Representative Ed Buttry introduced House Bill 585 to the Senate Business and Labor Committee, proposing a conversion-factor/relative-value-unit approach to set Medicaid reimbursement rates for physical therapists (PT), occupational therapists (OT) and speech-language pathologists (SLP).
Buttry told the committee that the professions were excluded from a 2022 state rate study and that current Medicaid payments do not cover labor and overhead. "When a physical therapist sees a patient, they lose about $44 an hour. When an SLP sees a patient, they lose about $68 an hour and an OT loses $51 an hour," Buttry said while explaining the financial unsustainability for many small providers.

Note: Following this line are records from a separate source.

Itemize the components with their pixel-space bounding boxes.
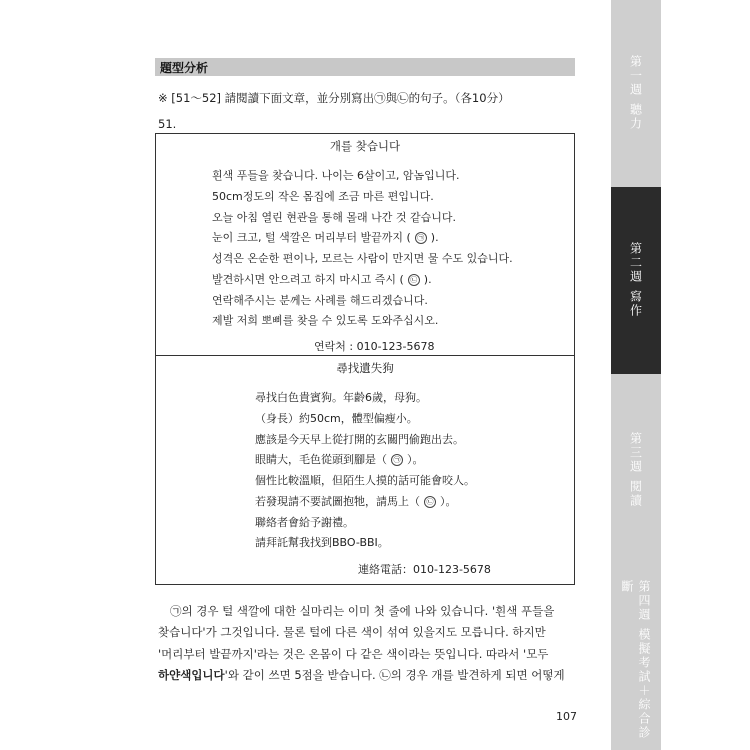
chinese-line-4 — [255, 451, 424, 467]
korean-line-4-text: 눈이 크고, 털 색깔은 머리부터 발끝까지 ( — [212, 231, 411, 244]
chinese-line-5: 個性比較溫順，但陌生人摸的話可能會咬人。 — [255, 474, 475, 487]
chinese-line-2: （身長）約50cm，體型偏瘦小。 — [255, 412, 418, 425]
question-number: 51. — [158, 117, 177, 131]
korean-line-7: 연락해주시는 분께는 사례를 해드리겠습니다. — [212, 294, 428, 307]
explanation-bold-answer: 하얀색입니다 — [158, 668, 225, 682]
korean-notice-title: 개를 찾습니다 — [329, 139, 401, 153]
tab-week-4-label: 第四週 模擬考試＋綜合診斷 — [620, 580, 651, 740]
blank-b-marker: ㉡ — [408, 274, 420, 286]
chinese-line-8: 請拜託幫我找到BBO-BBI。 — [255, 536, 389, 549]
korean-line-6 — [212, 271, 432, 287]
tab-week-2-writing[interactable] — [611, 187, 661, 374]
chinese-contact: 連絡電話：010-123-5678 — [358, 563, 491, 576]
question-instruction: ※ [51～52] 請閱讀下面文章，並分別寫出㉠與㉡的句子。（各10分） — [158, 91, 510, 105]
korean-line-1: 흰색 푸들을 찾습니다. 나이는 6살이고, 암놈입니다. — [212, 169, 460, 182]
section-title: 題型分析 — [160, 61, 209, 75]
chinese-notice-title: 尋找遺失狗 — [336, 361, 394, 375]
korean-line-2: 50cm정도의 작은 몸집에 조금 마른 편입니다. — [212, 190, 434, 203]
tab-week-1-label: 第一週 聽力 — [628, 55, 643, 131]
korean-line-5: 성격은 온순한 편이나, 모르는 사람이 만지면 물 수도 있습니다. — [212, 252, 513, 265]
tab-week-1-listening[interactable] — [611, 0, 661, 187]
blank-a-marker: ㉠ — [415, 232, 427, 244]
chinese-line-6 — [255, 493, 457, 509]
chinese-line-4-text: 眼睛大，毛色從頭到腳是（ — [255, 453, 387, 466]
explanation-line-1: ㉠의 경우 털 색깔에 대한 실마리는 이미 첫 줄에 나와 있습니다. '흰색 푸들을 — [170, 604, 555, 618]
korean-line-4 — [212, 229, 439, 245]
korean-line-8: 제발 저희 뽀삐를 찾을 수 있도록 도와주십시오. — [212, 314, 439, 327]
section-header-bar — [155, 58, 575, 76]
chinese-line-4-end: ）。 — [407, 453, 424, 466]
chinese-line-6-end: ）。 — [440, 495, 457, 508]
korean-contact: 연락처 : 010-123-5678 — [314, 340, 435, 353]
page-number: 107 — [556, 710, 577, 723]
korean-line-6-end: ). — [423, 273, 432, 286]
chinese-line-7: 聯絡者會給予謝禮。 — [255, 516, 354, 529]
blank-a-marker-zh: ㉠ — [391, 454, 403, 466]
explanation-line-3: '머리부터 발끝까지'라는 것은 온몸이 다 같은 색이라는 뜻입니다. 따라서 '모두 — [158, 647, 549, 661]
passage-divider — [155, 355, 575, 356]
blank-b-marker-zh: ㉡ — [424, 496, 436, 508]
explanation-line-2: 찾습니다'가 그것입니다. 물론 털에 다른 색이 섞여 있을지도 모릅니다. 하지만 — [158, 625, 546, 639]
tab-week-3-reading[interactable] — [611, 374, 661, 562]
korean-line-3: 오늘 아침 열린 현관을 통해 몰래 나간 것 같습니다. — [212, 211, 456, 224]
chinese-line-6-text: 若發現請不要試圖抱牠，請馬上（ — [255, 495, 420, 508]
chinese-line-1: 尋找白色貴賓狗。年齡6歲，母狗。 — [255, 391, 427, 404]
explanation-line-4-rest: '와 같이 쓰면 5점을 받습니다. ㉡의 경우 개를 발견하게 되면 어떻게 — [224, 668, 565, 682]
chinese-line-3: 應該是今天早上從打開的玄關門偷跑出去。 — [255, 433, 464, 446]
tab-week-4-mock-exam[interactable] — [611, 562, 661, 750]
korean-line-6-text: 발견하시면 안으려고 하지 마시고 즉시 ( — [212, 273, 404, 286]
explanation-line-4 — [158, 667, 565, 683]
korean-line-4-end: ). — [430, 231, 439, 244]
tab-week-2-label: 第二週 寫作 — [628, 242, 643, 318]
tab-week-3-label: 第三週 閱讀 — [628, 432, 643, 508]
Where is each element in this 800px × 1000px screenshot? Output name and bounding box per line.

Proponents from the professions said small, community-based clinics are struggling. Jennifer Hensley, who submitted statements from therapists across the state, asked the committee for a due pass and described providers going out of business. "These are medical professionals, masters trained, and they're also asking for a due pass," Hensley said.
Emily Herndon, a doctor of physical therapy and president of the American Physical Therapy Association chapter in Montana, told the committee nearly half of Montana PTs work in small businesses and said statewide research showed PTs losing an average of $44 per hour treating Medicaid patients. She also told the committee that when her group requested claim data from the Department of Administration it was billed $114.05 for that data.
Sponsor Buttry described the bill’s mechanics: reimbursement would be calculated by multiplying a conversion factor by the relative value unit (RVU) assigned to each service. The sponsor cited a proposed conversion factor of 39.56 for fiscal year 2026, and said the bill originally included an inflationary increase tied to the consumer price index; House Appropriations intended to remove that inflation adjustment but the committee transmittal timeline had not allowed that change before the House passed the bill.
Supporters said the proposed methodology mirrors an approach used previously for physician reimbursement and would be intended to set a sustainable baseline for small providers. Witnesses urged inclusion of a broader provider-rate increase; one witness noted section B of the bill had a 3% across-the-board increase they hoped would be retained.
The hearing record did not show a formal committee vote. Proponents made repeated requests for a "due pass" to move the bill forward for further consideration and for lawmakers to consider adjustments that reflect operating costs in small clinics.